Internet Privacy Basics

  1. Internet browser - I use Firefox instead of Chrome for personal use. Obviously a biased source, but useful comparison
    • Not sure this makes a difference, but I've read that not signing into Chrome using a Google account can help with privacy.
  2. Search engine - I have been using DuckDuckGo instead of Google for 1+ years with no noticeable difference
  3. Browser extensions:
    • HTTPS Everywhere
    • Privacy Badger
    • UBlock Origin (Ad blocker)
    • Facebook Container (Firefox only)
    • DuckDuckGo Privacy Essentials
  4. DNS - I use a more private domain name server (DNS) (the internet service that routes to the proper IP address)
    • Firefox you can set HTTPS over DNS using Cloudflare
    • Otherwise, Mac/Windows/Linux you can set system DNS to (Cloudflare)

Internet Privacy Intermediate/Advanced

  1. Virtual Private Network (VPN) - Mozilla (maker of Firefox) recently came out with a VPN that I've been using on my phone. It seems fast and gets great reviews.

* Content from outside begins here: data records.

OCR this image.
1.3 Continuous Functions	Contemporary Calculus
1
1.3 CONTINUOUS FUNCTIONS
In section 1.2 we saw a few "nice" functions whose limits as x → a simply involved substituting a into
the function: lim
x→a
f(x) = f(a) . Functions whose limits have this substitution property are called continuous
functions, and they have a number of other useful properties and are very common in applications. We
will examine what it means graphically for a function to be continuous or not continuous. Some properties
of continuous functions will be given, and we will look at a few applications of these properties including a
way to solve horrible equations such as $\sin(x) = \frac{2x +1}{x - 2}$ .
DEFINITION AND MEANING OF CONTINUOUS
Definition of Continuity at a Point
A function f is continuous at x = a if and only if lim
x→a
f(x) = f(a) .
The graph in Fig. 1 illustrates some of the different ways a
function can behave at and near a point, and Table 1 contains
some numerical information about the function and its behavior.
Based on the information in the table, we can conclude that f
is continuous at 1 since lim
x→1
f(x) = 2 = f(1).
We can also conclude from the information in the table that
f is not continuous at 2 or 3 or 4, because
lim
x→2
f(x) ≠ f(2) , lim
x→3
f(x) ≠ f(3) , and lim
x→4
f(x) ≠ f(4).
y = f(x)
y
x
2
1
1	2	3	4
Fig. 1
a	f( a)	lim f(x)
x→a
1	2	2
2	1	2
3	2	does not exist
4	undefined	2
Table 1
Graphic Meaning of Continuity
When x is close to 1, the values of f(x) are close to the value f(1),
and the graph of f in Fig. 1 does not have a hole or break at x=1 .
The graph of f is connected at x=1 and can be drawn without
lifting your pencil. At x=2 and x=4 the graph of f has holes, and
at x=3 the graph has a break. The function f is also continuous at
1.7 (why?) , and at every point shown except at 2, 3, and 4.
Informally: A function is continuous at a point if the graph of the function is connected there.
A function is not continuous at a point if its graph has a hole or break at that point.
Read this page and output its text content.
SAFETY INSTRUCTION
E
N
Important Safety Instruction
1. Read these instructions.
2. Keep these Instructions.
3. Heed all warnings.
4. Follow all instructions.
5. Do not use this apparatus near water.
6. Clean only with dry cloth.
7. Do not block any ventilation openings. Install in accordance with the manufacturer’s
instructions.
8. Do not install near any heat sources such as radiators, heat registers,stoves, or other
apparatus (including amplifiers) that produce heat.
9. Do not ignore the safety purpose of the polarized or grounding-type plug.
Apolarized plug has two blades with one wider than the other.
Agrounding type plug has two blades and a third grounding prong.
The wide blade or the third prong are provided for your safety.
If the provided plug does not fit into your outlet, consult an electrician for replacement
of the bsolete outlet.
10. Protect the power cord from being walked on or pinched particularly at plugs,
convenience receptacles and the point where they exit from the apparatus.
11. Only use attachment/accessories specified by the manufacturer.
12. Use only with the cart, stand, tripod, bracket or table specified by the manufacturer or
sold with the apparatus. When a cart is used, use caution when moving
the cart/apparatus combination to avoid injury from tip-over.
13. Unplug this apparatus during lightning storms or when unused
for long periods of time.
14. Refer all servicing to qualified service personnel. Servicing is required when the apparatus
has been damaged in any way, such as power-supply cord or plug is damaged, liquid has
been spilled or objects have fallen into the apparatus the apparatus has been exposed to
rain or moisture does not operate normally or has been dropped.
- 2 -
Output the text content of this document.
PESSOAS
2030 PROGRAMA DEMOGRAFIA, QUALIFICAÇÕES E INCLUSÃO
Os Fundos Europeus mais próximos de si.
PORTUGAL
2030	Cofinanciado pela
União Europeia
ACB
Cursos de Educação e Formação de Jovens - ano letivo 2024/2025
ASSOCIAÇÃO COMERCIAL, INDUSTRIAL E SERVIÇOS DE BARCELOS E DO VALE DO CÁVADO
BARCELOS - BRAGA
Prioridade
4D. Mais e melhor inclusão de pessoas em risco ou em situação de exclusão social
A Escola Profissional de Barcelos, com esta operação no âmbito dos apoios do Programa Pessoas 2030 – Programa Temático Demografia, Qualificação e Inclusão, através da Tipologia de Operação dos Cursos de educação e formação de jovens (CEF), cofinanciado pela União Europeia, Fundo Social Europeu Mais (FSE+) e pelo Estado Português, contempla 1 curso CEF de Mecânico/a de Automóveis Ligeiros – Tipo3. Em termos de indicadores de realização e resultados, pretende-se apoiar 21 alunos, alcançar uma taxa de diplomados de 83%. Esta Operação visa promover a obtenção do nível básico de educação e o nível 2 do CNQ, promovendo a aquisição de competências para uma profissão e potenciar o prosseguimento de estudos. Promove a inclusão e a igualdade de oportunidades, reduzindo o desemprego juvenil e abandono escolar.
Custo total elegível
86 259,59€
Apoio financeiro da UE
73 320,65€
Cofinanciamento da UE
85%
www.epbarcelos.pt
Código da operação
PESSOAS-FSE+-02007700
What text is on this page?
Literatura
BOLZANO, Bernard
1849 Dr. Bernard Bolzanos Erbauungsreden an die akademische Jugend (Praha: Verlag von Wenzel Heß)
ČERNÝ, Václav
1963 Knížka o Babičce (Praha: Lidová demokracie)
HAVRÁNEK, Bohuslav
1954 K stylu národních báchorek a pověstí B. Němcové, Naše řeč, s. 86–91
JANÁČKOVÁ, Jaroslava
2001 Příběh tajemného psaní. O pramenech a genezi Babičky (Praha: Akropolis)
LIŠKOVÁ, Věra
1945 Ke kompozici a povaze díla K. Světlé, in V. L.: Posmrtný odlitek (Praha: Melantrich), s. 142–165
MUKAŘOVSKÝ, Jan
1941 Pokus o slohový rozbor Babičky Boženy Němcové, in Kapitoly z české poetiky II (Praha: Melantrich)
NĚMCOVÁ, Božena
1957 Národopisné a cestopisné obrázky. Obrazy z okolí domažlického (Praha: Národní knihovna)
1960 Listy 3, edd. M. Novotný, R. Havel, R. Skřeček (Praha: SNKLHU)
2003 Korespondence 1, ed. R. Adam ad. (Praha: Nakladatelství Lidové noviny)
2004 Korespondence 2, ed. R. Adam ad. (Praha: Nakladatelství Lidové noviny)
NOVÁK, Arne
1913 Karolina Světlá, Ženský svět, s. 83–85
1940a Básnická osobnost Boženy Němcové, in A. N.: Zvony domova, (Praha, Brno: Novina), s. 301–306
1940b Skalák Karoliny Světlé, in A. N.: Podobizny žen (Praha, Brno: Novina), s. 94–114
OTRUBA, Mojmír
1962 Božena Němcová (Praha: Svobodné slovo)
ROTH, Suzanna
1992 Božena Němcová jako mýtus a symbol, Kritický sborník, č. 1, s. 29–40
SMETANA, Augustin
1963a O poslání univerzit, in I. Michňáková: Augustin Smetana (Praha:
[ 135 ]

    • A VPN moves routes internet traffic in/out through a server hosted somewhere else. This way, your internet service provider can't see your traffic and your traffic gets pooled in with all other users of the VPN making it harder to pick out individuals. Wirecutter has a good review of VPNs and why you should use one.
  2. TOR browser - I don't actually do this because it's way too slow, but TOR basically makes you anonymous on the internet (except for some minor/known edge cases)

Messaging Privacy

  1. I use Signal with anyone who will switch. It's fast, supports everything all the other texting applications support, and has a desktop application. Many messaging services offer end-to-end encryption but they still store your metadata (how you use application, who you message, etc.). Signal is open source, non-profit, and stores as little of your data as possible.

Phone Privacy

I have an Android which bothers me, but I'm not a huge fan of iPhones so here we are. Would love to learn more about how others manage phone security!

I like the DuckDuckGo blog and the Cloudflare blog. Also Mozilla, TOR, EFF, are good resources.